Le Top 50 de Frank (8): le piano de Cologne (*)

24 janvier 1975. Opéra de Cologne. Les circonstances semblent s’être liguées contre Keith Jarrett : heure tardive, trajet insensé, mal de dos et, encore pis, un piano pourri. Pourtant, le pianiste d’Allentown se prépare à donner le concert le plus mémorable de sa carrière.

Par François Vézina

Ce concert a bien failli ne jamais avoir lieu.

L’organisatrice, une gamine de 18 ans nommée Vera Brandes, a dû déployer de grands efforts pour persuader Jarrett de ne pas rentrer à l’hôtel. Le piano installé sur la scène, peu fiable aux extrémités du clavier, n’est pas l’instrument promis.
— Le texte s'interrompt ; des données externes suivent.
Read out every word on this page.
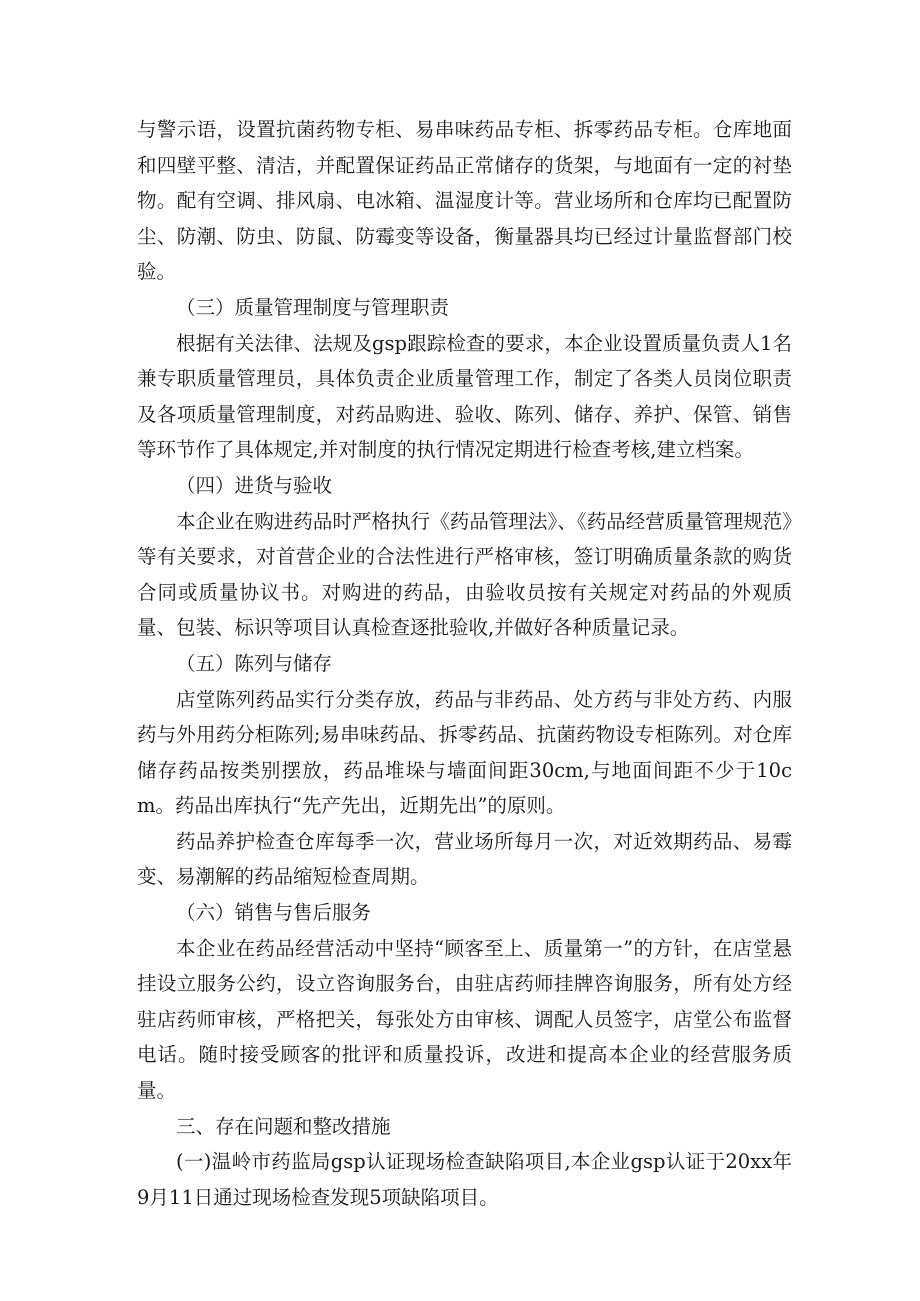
与警示语，设置抗菌药物专柜、易串味药品专柜、拆零药品专柜。仓库地面和四壁平整、清洁，并配置保证药品正常储存的货架，与地面有一定的衬垫物。配有空调、排风扇、电冰箱、温湿度计等。营业场所和仓库均已配置防尘、防潮、防虫、防鼠、防霉变等设备，衡量器具均已经过计量监督部门校验。

（三）质量管理制度与管理职责

根据有关法律、法规及gsp跟踪检查的要求，本企业设置质量负责人1名兼专职质量管理员，具体负责企业质量管理工作，制定了各类人员岗位职责及各项质量管理制度，对药品购进、验收、陈列、储存、养护、保管、销售等环节作了具体规定,并对制度的执行情况定期进行检查考核,建立档案。

（四）进货与验收

本企业在购进药品时严格执行《药品管理法》、《药品经营质量管理规范》等有关要求，对首营企业的合法性进行严格审核，签订明确质量条款的购货合同或质量协议书。对购进的药品，由验收员按有关规定对药品的外观质量、包装、标识等项目认真检查逐批验收,并做好各种质量记录。

（五）陈列与储存

店堂陈列药品实行分类存放，药品与非药品、处方药与非处方药、内服药与外用药分柜陈列;易串味药品、拆零药品、抗菌药物设专柜陈列。对仓库储存药品按类别摆放，药品堆垛与墙面间距30cm,与地面间距不少于10cm。药品出库执行“先产先出，近期先出”的原则。

药品养护检查仓库每季一次，营业场所每月一次，对近效期药品、易霉变、易潮解的药品缩短检查周期。

（六）销售与售后服务

本企业在药品经营活动中坚持“顾客至上、质量第一”的方针，在店堂悬挂设立服务公约，设立咨询服务台，由驻店药师挂牌咨询服务，所有处方经驻店药师审核，严格把关，每张处方由审核、调配人员签字，店堂公布监督电话。随时接受顾客的批评和质量投诉，改进和提高本企业的经营服务质量。

三、存在问题和整改措施

(一)温岭市药监局gsp认证现场检查缺陷项目,本企业gsp认证于20xx年9月11日通过现场检查发现5项缺陷项目。
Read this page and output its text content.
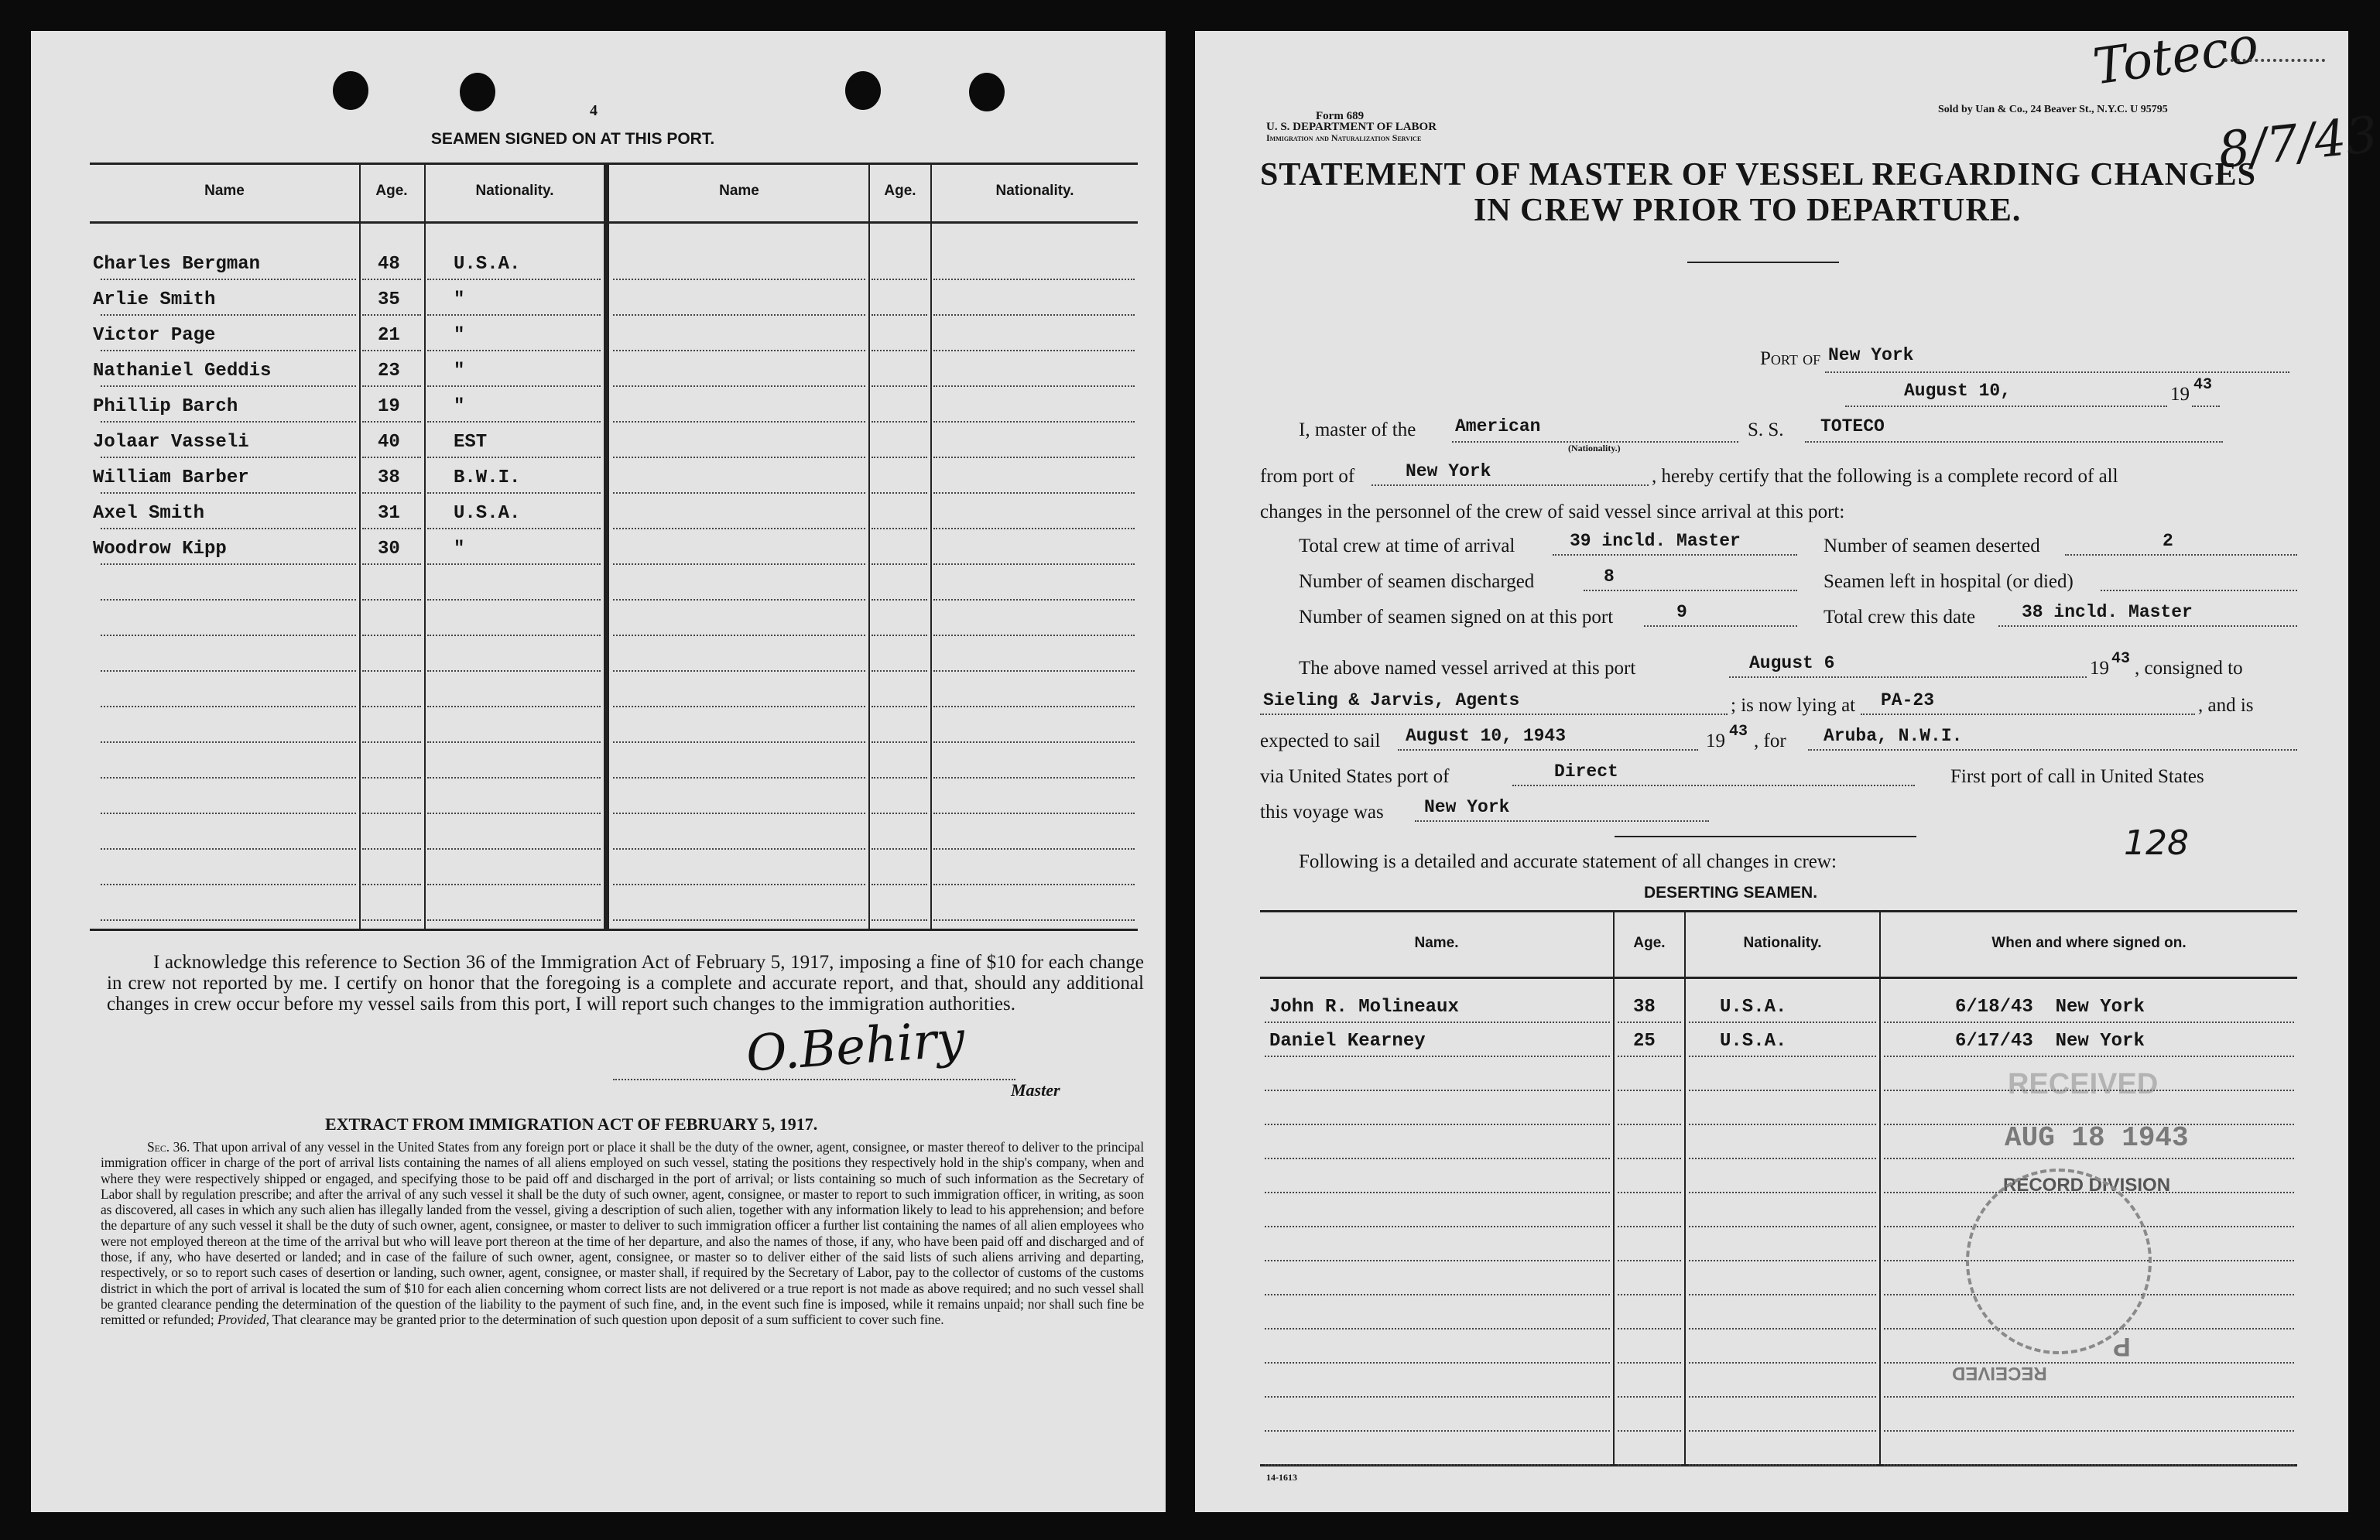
4
SEAMEN SIGNED ON AT THIS PORT.
Name	Age.	Nationality.	Name	Age.	Nationality.
Charles Bergman	48	U.S.A.
Arlie Smith	35	"
Victor Page	21	"
Nathaniel Geddis	23	"
Phillip Barch	19	"
Jolaar Vasseli	40	EST
William Barber	38	B.W.I.
Axel Smith	31	U.S.A.
Woodrow Kipp	30	"
I acknowledge this reference to Section 36 of the Immigration Act of February 5, 1917, imposing a fine of $10 for each change in crew not reported by me. I certify on honor that the foregoing is a complete and accurate report, and that, should any additional changes in crew occur before my vessel sails from this port, I will report such changes to the immigration authorities.
O.Behiry
Master
EXTRACT FROM IMMIGRATION ACT OF FEBRUARY 5, 1917.
Sec. 36. That upon arrival of any vessel in the United States from any foreign port or place it shall be the duty of the owner, agent, consignee, or master thereof to deliver to the principal immigration officer in charge of the port of arrival lists containing the names of all aliens employed on such vessel, stating the positions they respectively hold in the ship's company, when and where they were respectively shipped or engaged, and specifying those to be paid off and discharged in the port of arrival; or lists containing so much of such information as the Secretary of Labor shall by regulation prescribe; and after the arrival of any such vessel it shall be the duty of such owner, agent, consignee, or master to report to such immigration officer, in writing, as soon as discovered, all cases in which any such alien has illegally landed from the vessel, giving a description of such alien, together with any information likely to lead to his apprehension; and before the departure of any such vessel it shall be the duty of such owner, agent, consignee, or master to deliver to such immigration officer a further list containing the names of all alien employees who were not employed thereon at the time of the arrival but who will leave port thereon at the time of her departure, and also the names of those, if any, who have been paid off and discharged and of those, if any, who have deserted or landed; and in case of the failure of such owner, agent, consignee, or master so to deliver either of the said lists of such aliens arriving and departing, respectively, or so to report such cases of desertion or landing, such owner, agent, consignee, or master shall, if required by the Secretary of Labor, pay to the collector of customs of the customs district in which the port of arrival is located the sum of $10 for each alien concerning whom correct lists are not delivered or a true report is not made as above required; and no such vessel shall be granted clearance pending the determination of the question of the liability to the payment of such fine, and, in the event such fine is imposed, while it remains unpaid; nor shall such fine be remitted or refunded; Provided, That clearance may be granted prior to the determination of such question upon deposit of a sum sufficient to cover such fine.
Toteco
8/7/43
Form 689
U. S. DEPARTMENT OF LABOR
Immigration and Naturalization Service
Sold by Uan & Co., 24 Beaver St., N.Y.C. U 95795
STATEMENT OF MASTER OF VESSEL REGARDING CHANGES
IN CREW PRIOR TO DEPARTURE.
Port of New York
August 10,	19 43
I, master of the American
(Nationality.)
S. S. TOTECO
from port of	New York	, hereby certify that the following is a complete record of all
changes in the personnel of the crew of said vessel since arrival at this port:
Total crew at time of arrival	39 incld. Master	Number of seamen deserted	2
Number of seamen discharged	8	Seamen left in hospital (or died)
Number of seamen signed on at this port	9	Total crew this date	38 incld. Master
The above named vessel arrived at this port	August 6	19 43 , consigned to
Sieling & Jarvis, Agents	; is now lying at PA-23	, and is
expected to sail August 10, 1943	19 43 , for Aruba, N.W.I.
via United States port of	Direct	First port of call in United States
this voyage was New York
128
Following is a detailed and accurate statement of all changes in crew:
DESERTING SEAMEN.
Name.	Age.	Nationality.	When and where signed on.
John R. Molineaux	38	U.S.A.	6/18/43  New York
Daniel Kearney	25	U.S.A.	6/17/43  New York
RECEIVED
AUG 18 1943
RECORD DIVISION
RECEIVED
P
14-1613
Il est 23 h 30. Jarrett, finalement convaincu, s’assied devant les ivoires, prêt à se lancer dans le défi de l’acte créatif pur, à se jeter corps et âme dans cette bataille jamais gagnée d’avance même s’il en a un peu l’habitude.

L’artiste travaille sans filet.

Chacun retient son souffle.

Les premières notes retentissent. Jarrett se dévoile. Le voilà tel qu’il est, à ce moment-là, à cet instant précis. À l’auditeur d’accepter la proposition.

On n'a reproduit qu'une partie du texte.